The battery regularly gets fully discharged (to where Windows hibernates), mainly due to an annoying quirk where the laptop shows a yellow LED for when the battery is below 50% and a yellow LED to indicate it’s charging. This caught me out a few days ago when a neighbour asked for help troubleshooting his 4G router. I plugged my laptop in and the yellow LED lit and unplugged the router to do some adjustments to the outdoor antenna using another item to show the signal levels. When I plugged the router back in, it wouldn’t light. I tried another socket, etc. and figured its power supply died. I drove home, brought with two power supplies and to my surprise, neither would work. It turned out their kettle tripped the RCD, knocking out the sockets and I had mistaken the yellow LED on the laptop as it still charging, which discretely changed to indicating the battery was under 50% when the mains power tripped.
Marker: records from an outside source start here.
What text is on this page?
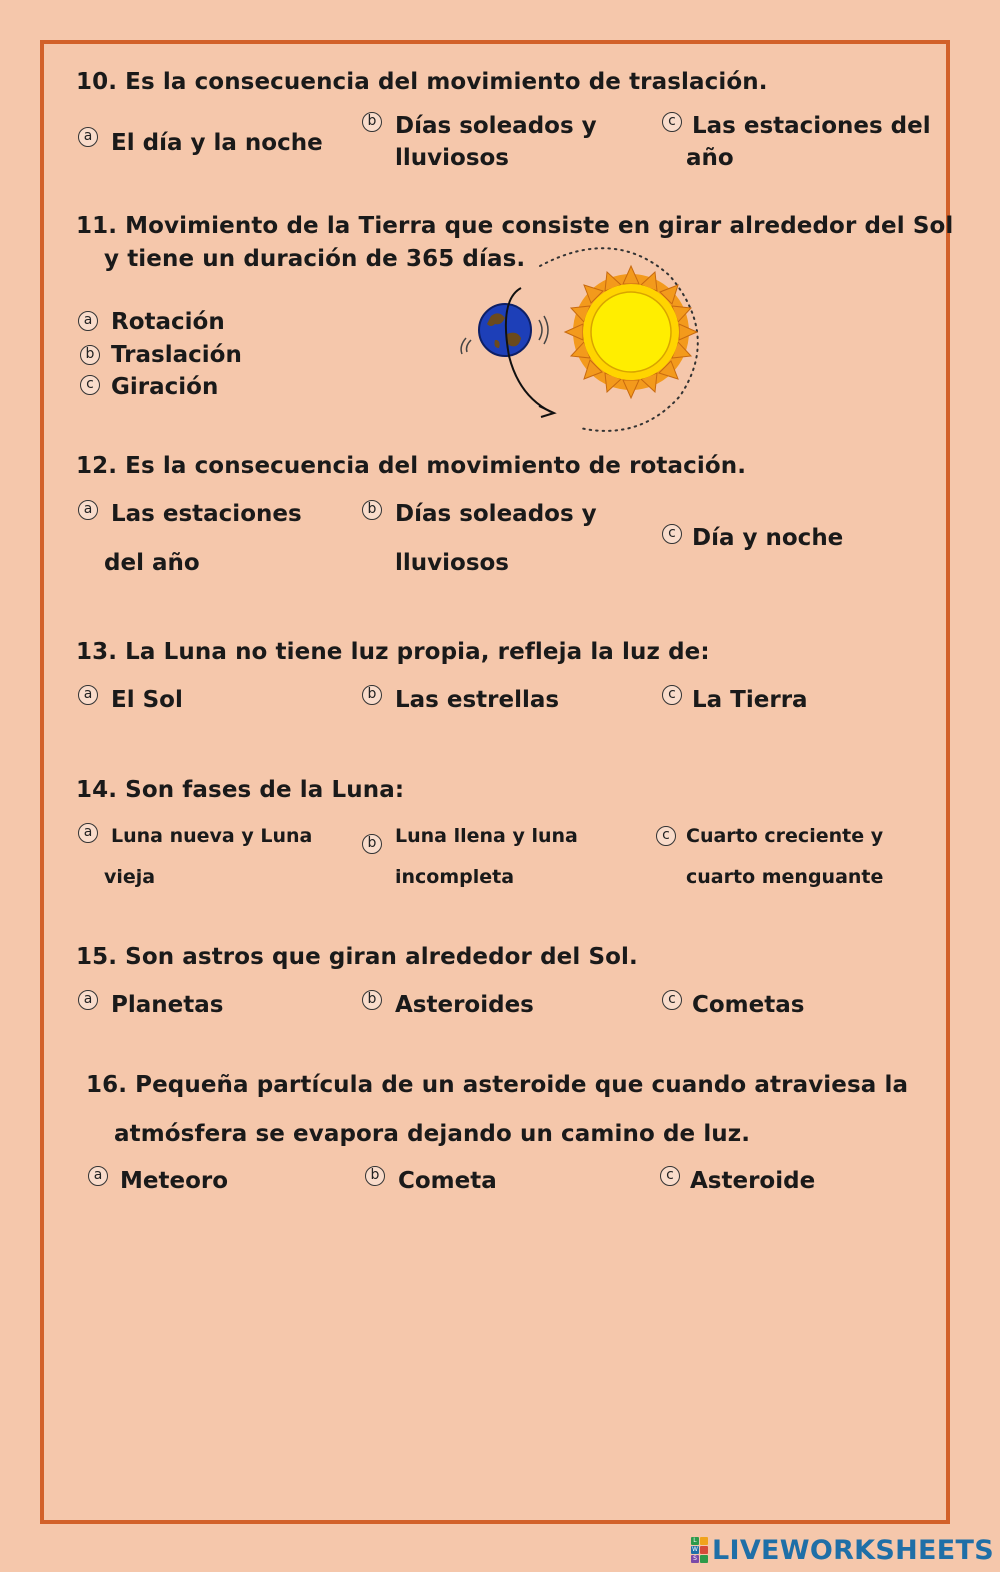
10. Es la consecuencia del movimiento de traslación.
a El día y la noche
b Días soleados y
lluviosos
c Las estaciones del
año
11. Movimiento de la Tierra que consiste en girar alrededor del Sol
y tiene un duración de 365 días.
a Rotación
b Traslación
c Giración
12. Es la consecuencia del movimiento de rotación.
a Las estaciones
del año
b Días soleados y
lluviosos
c Día y noche
13. La Luna no tiene luz propia, refleja la luz de:
a El Sol	b Las estrellas	c La Tierra
14. Son fases de la Luna:
a Luna nueva y Luna
vieja
b Luna llena y luna
incompleta
c Cuarto creciente y
cuarto menguante
15. Son astros que giran alrededor del Sol.
a Planetas	b Asteroides	c Cometas
16. Pequeña partícula de un asteroide que cuando atraviesa la
atmósfera se evapora dejando un camino de luz.
a Meteoro	b Cometa	c Asteroide
L
W
S LIVEWORKSHEETS
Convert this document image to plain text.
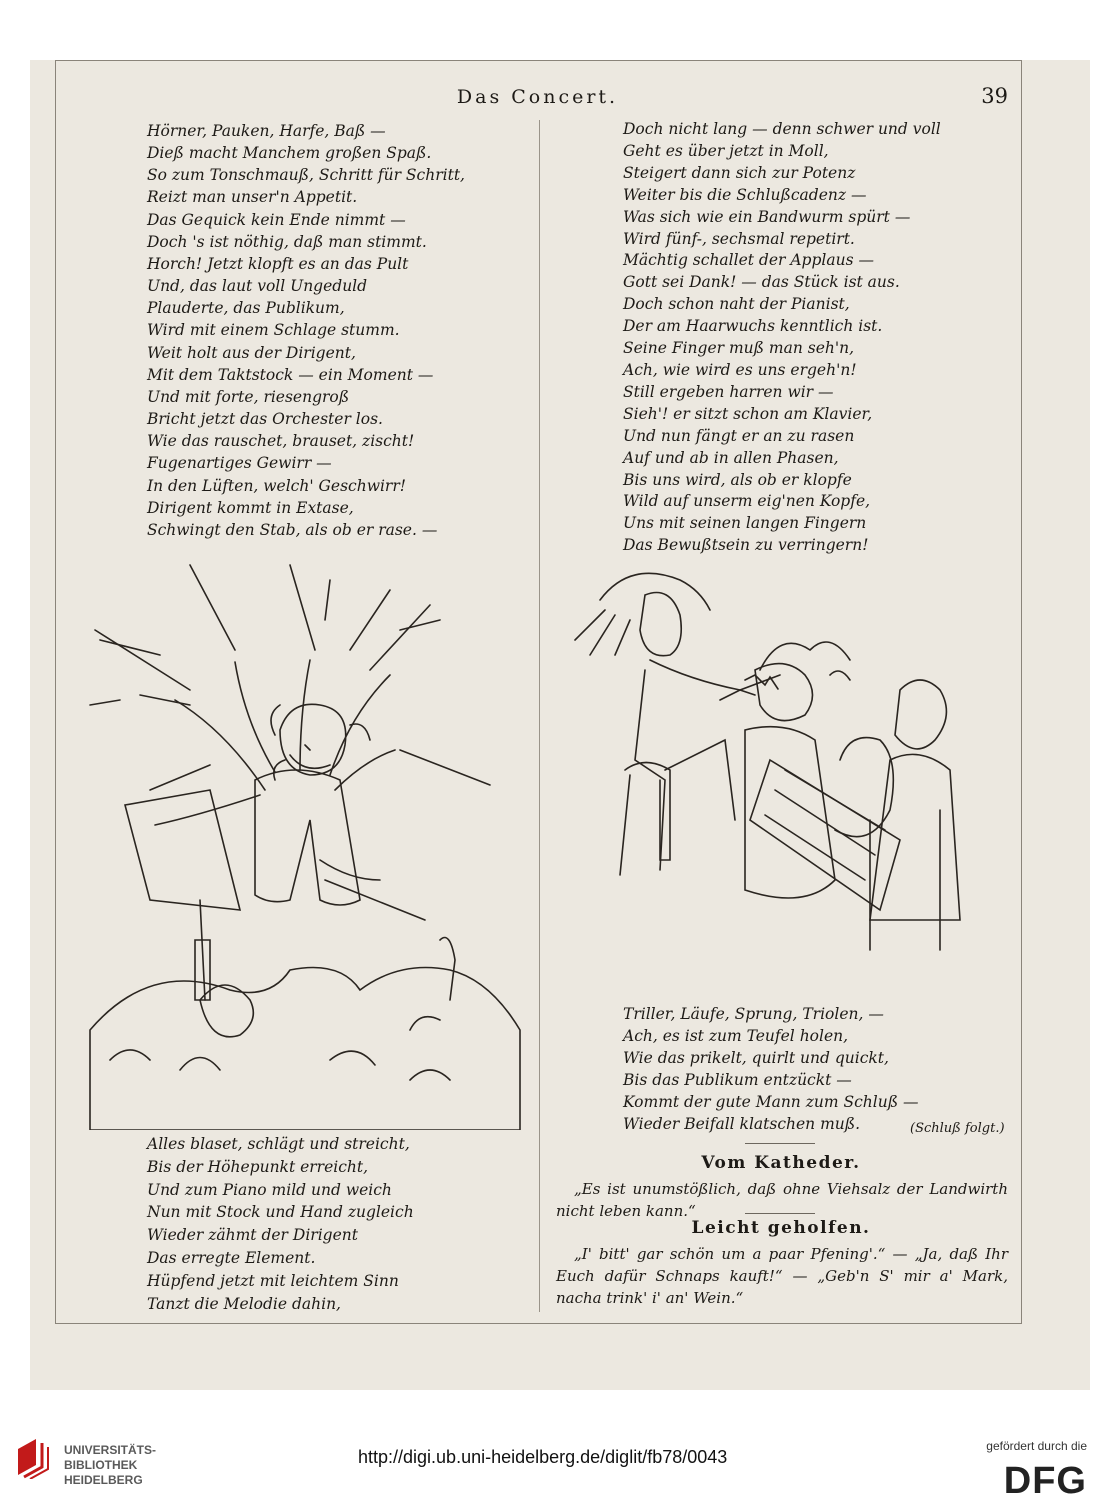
Das Concert.	39
Hörner, Pauken, Harfe, Baß —
Dieß macht Manchem großen Spaß.
So zum Tonschmauß, Schritt für Schritt,
Reizt man unser'n Appetit.
Das Gequick kein Ende nimmt —
Doch 's ist nöthig, daß man stimmt.
Horch! Jetzt klopft es an das Pult
Und, das laut voll Ungeduld
Plauderte, das Publikum,
Wird mit einem Schlage stumm.
Weit holt aus der Dirigent,
Mit dem Taktstock — ein Moment —
Und mit forte, riesengroß
Bricht jetzt das Orchester los.
Wie das rauschet, brauset, zischt!
Fugenartiges Gewirr —
In den Lüften, welch' Geschwirr!
Dirigent kommt in Extase,
Schwingt den Stab, als ob er rase. —
Doch nicht lang — denn schwer und voll
Geht es über jetzt in Moll,
Steigert dann sich zur Potenz
Weiter bis die Schlußcadenz —
Was sich wie ein Bandwurm spürt —
Wird fünf-, sechsmal repetirt.
Mächtig schallet der Applaus —
Gott sei Dank! — das Stück ist aus.
Doch schon naht der Pianist,
Der am Haarwuchs kenntlich ist.
Seine Finger muß man seh'n,
Ach, wie wird es uns ergeh'n!
Still ergeben harren wir —
Sieh'! er sitzt schon am Klavier,
Und nun fängt er an zu rasen
Auf und ab in allen Phasen,
Bis uns wird, als ob er klopfe
Wild auf unserm eig'nen Kopfe,
Uns mit seinen langen Fingern
Das Bewußtsein zu verringern!
Alles blaset, schlägt und streicht,
Bis der Höhepunkt erreicht,
Und zum Piano mild und weich
Nun mit Stock und Hand zugleich
Wieder zähmt der Dirigent
Das erregte Element.
Hüpfend jetzt mit leichtem Sinn
Tanzt die Melodie dahin,
Triller, Läufe, Sprung, Triolen, —
Ach, es ist zum Teufel holen,
Wie das prikelt, quirlt und quickt,
Bis das Publikum entzückt —
Kommt der gute Mann zum Schluß —
Wieder Beifall klatschen muß.	(Schluß folgt.)
Vom Katheder.

„Es ist unumstößlich, daß ohne Viehsalz der Landwirth nicht leben kann.“

Leicht geholfen.

„I' bitt' gar schön um a paar Pfening'.“ — „Ja, daß Ihr Euch dafür Schnaps kauft!“ — „Geb'n S' mir a' Mark, nacha trink' i' an' Wein.“

UNIVERSITÄTS-
BIBLIOTHEK
HEIDELBERG
http://digi.ub.uni-heidelberg.de/diglit/fb78/0043
gefördert durch die
DFG
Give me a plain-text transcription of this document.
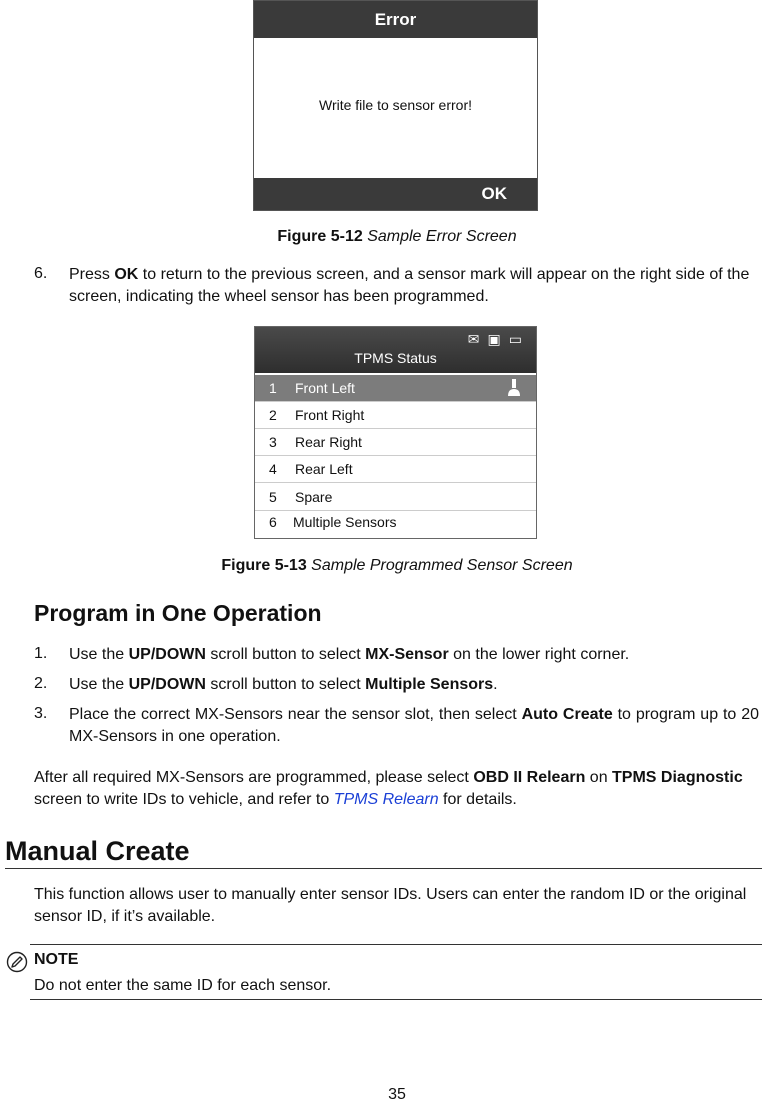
Error
Write file to sensor error!
OK
Figure 5-12 Sample Error Screen
6. Press OK to return to the previous screen, and a sensor mark will appear on the right side of the screen, indicating the wheel sensor has been programmed.
✉▣▭
TPMS Status
1 Front Left
2 Front Right
3 Rear Right
4 Rear Left
5 Spare
6 Multiple Sensors
Figure 5-13 Sample Programmed Sensor Screen
Program in One Operation
1. Use the UP/DOWN scroll button to select MX-Sensor on the lower right corner.
2. Use the UP/DOWN scroll button to select Multiple Sensors.
3. Place the correct MX-Sensors near the sensor slot, then select Auto Create to program up to 20 MX-Sensors in one operation.
After all required MX-Sensors are programmed, please select OBD II Relearn on TPMS Diagnostic screen to write IDs to vehicle, and refer to TPMS Relearn for details.
Manual Create
This function allows user to manually enter sensor IDs. Users can enter the random ID or the original sensor ID, if it’s available.
NOTE
Do not enter the same ID for each sensor.
35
So far since disabling that Fujitsu battery control utility with Autoruns, I have not run into any further issue with fully recharging the battery. The battery still has a very good runtime, although hard to say if it lasts as long as when it was new. I remember at the time (February 2013), I was debating between this and a similar HP laptop (with a better IPS screen and no DVD bay), but chose this one as it had a much higher battery capacity and a DVD drive bay. SSDs back then were obviously a lot more expensive, so this let me buy a reasonably priced SSD for the OS and a 1TB HDD to fit in a DVD drive bay HDD enclosure.

The runtime could be extended further with an optional battery that fits in the DVD drive bay, however I never bought that option. Back then, many laptops were being supplied with around half the Wh capacity of this one and I really wanted something that lasted longer than the typical 2-3 hours at the time.